Le future nozze tra persone dello stesso sesso si chiameranno “unioni civili”. E’ questa l’idea di Matteo Renzi per ufficializzare i matrimoni omosessuali. Un disegno di legge che sarebbe ispirato – come ricorda Repubblica – nei suoi punti base dal modello in vigore in Germania fin dal 2001 – "Eingetragene Lebensgemeinschaft" – e che permette ai gay di sposarsi, anche se l'unione non si chiama matrimonio e gli omosessuali non possono adottare bambini esterni alla coppia (l'adozione sarà possibile solo se uno dei genitori è quello biologico). Tutto è pronto. Secondo Francesco Bei Matteo Renzi avrebbe già chiesto ad Antonella Manzione, capo dell'ufficio legislativo di palazzo Chigi, di preparare un testo da portare al Consiglio dei ministri entro la fine di ottobre. Il premier avrebbe già esposto il suo piano ai vertici ecclesiastici a settembre: “Ai vescovi l'ho detto, si mettano il cuore in pace”, avrebbe detto Renzi. E dalla Chiesa nessuno si sarebbe opposto.  Del resto Papa Francesco stava già preparando la rivoluzione del Sinodo, dove l'apertura alle coppie dello stesso sesso è risultata il punto focale dell'assemblea.

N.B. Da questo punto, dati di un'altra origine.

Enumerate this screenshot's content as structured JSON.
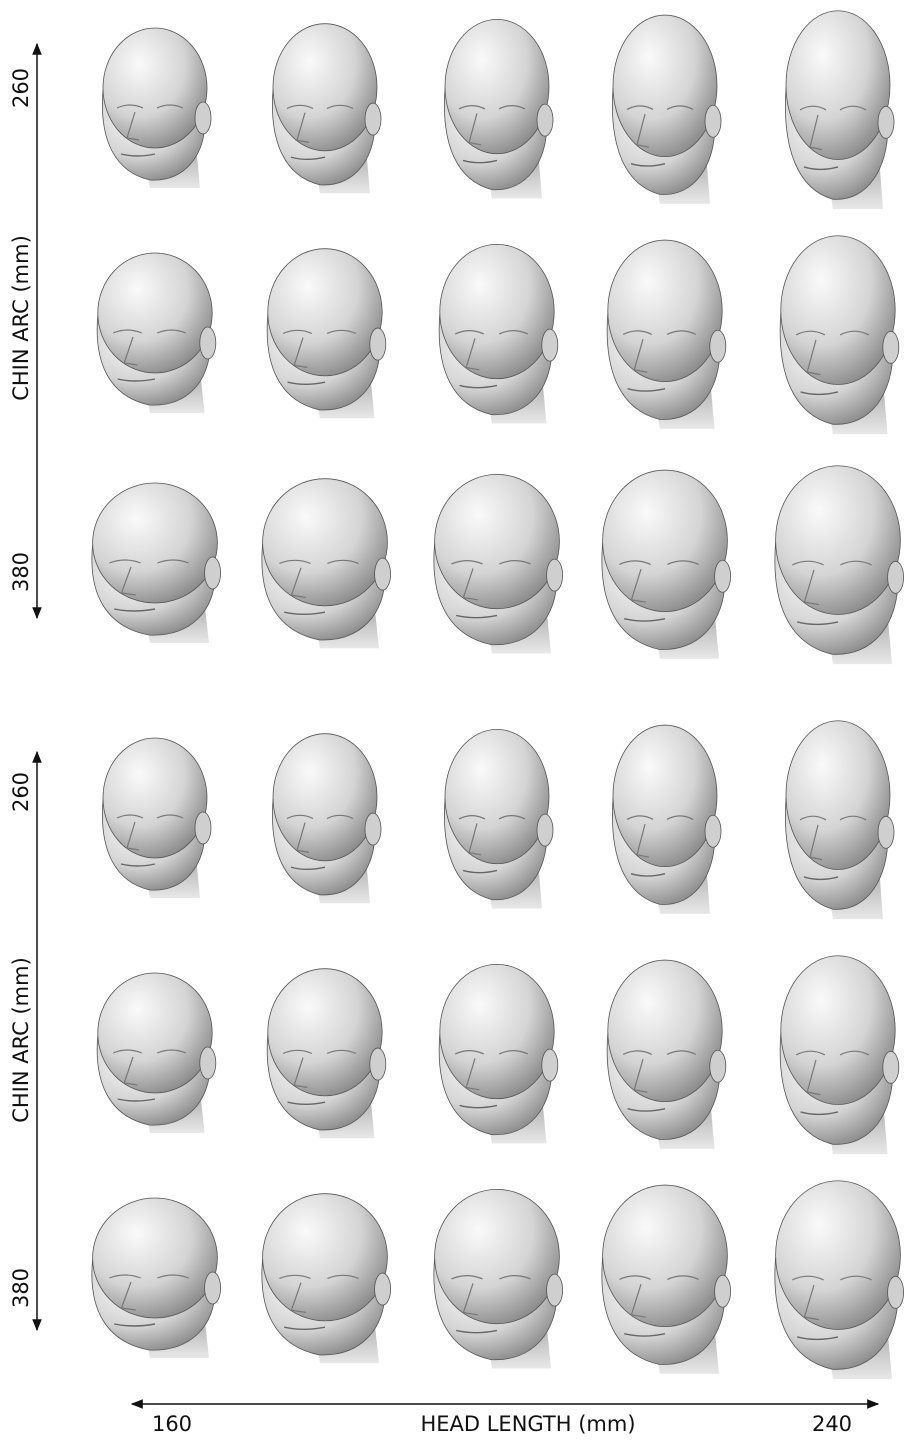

Unioni civili, tutti d'accordo. Anche la Chiesa

Il vero ostacolo potrebbe essere il Nuovo centrodestra, per quanto le difficoltà sono state superate grazie alla  legge di Stabilità con la quale Renzi ha  "trovato" mezzo miliardo da destinare agli sgravi fiscali per aiutare le famiglie numerose. Una sorta di quoziente famigliare, da sempre cavallo di battaglia del partito di Angelino Alfano. Una sorta di compromesso che dovrebbe placare le tensioni con gli alleati di Ncd sul progetto del premier per le unioni gay.  Del resto, già molti sindaci avevano ribadito la loro intenzione di non arretrare sulla registrazione dei matrimoni omosessuali contratti all’estero. In prima linea a guidare il fronte del no ad Alfano c’è il sindaco di Bologna Virginio Merola. E il nodo non è solamente politico. “La mossa di Alfano – ha detto il sottosegretario alle Riforme Ivan Scalfarotto – va in direzione contraria a quella del governo. E come si fa a sostenere che le trascrizioni siano da buttare se in alcuni casi, come quello di Grosseto, è stato proprio il tribunale ad imporre al sindaco che il matrimonio contratto all’estero venisse registrato in Italia?”.